Jean “Django” Reinhardt is regarded by musicologists and guitar players alike as one of the greatest, most influential and important guitarists of all time.

He completely revolutionised Jazz music and the guitar playing involved and is cited as the main contributor and pioneer of the Hot Jazz style.

Django’s compositions have since become standards for Jazz guitarists and his incredible playing technique and musical ability is recognised as the benchmark for aspiring guitar virtuoso’s of all styles.

In 1928 at the age of 18, Django was horribly injured in a fire that consumed the caravan he shared with his first wife Florine “Bella” Mayer.

Florine crafted and sold imitation flowers that where made from paper and celluloid, on returning from a performance late one night Django knocked over a candle on his way to bed which set fire to the flammable materials that surrounded him and ignited his caravan.

Django was saved from the fire by his heroic neighbours but sustained 2nd and 1st degree burns over the right side his body which paralysed one of his legs and deformed his 3rd and 4th fingers on his fretting hand.

Within a year Django regained the ability to walk with the aid of a cane, but his fingers never recovered.
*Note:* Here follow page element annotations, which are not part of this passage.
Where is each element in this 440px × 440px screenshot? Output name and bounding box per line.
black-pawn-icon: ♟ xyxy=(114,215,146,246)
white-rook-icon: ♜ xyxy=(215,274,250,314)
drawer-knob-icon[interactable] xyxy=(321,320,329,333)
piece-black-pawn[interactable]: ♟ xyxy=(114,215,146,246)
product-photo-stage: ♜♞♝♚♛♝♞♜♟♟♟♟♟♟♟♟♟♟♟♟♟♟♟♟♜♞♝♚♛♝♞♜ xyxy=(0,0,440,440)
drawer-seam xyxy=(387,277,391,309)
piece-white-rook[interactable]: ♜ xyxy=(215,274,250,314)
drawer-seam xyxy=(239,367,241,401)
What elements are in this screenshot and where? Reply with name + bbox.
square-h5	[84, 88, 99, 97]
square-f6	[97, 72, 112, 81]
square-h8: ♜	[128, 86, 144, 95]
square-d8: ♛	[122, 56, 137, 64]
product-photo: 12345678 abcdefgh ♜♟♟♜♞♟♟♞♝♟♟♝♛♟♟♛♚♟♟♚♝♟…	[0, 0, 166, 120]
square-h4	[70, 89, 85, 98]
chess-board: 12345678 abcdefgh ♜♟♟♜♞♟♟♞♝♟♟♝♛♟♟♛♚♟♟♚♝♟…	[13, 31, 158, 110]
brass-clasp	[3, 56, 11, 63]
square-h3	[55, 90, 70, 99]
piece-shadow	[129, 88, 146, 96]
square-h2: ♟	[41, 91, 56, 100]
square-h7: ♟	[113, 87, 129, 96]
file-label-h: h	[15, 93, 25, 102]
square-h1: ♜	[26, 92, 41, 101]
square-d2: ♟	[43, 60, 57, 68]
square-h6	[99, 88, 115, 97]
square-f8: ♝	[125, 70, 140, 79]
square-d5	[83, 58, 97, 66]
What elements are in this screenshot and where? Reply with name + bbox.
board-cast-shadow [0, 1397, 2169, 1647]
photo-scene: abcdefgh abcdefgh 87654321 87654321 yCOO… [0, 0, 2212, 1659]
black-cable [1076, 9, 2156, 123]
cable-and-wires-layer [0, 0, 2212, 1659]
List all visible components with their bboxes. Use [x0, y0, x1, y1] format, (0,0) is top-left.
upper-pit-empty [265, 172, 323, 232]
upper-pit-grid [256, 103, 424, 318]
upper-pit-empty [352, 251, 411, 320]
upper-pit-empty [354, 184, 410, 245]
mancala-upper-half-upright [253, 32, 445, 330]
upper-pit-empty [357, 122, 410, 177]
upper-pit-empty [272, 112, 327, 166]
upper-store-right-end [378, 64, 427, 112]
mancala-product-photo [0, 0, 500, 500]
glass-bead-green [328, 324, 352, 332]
Django, who was already an accomplished guitarist by this time was given a new guitar by his brother who encouraged him to keep playing.

After years of rehabilitation and painstaking practice Django relearned the guitar in an entirely new way that allowed him to improvise guitar solos and play chords with only his 1st and 2nd fingers.

Django also developed the ability to use his paralysed 3rd and 4th fingers along with his 1st and 2nd fingers for chords.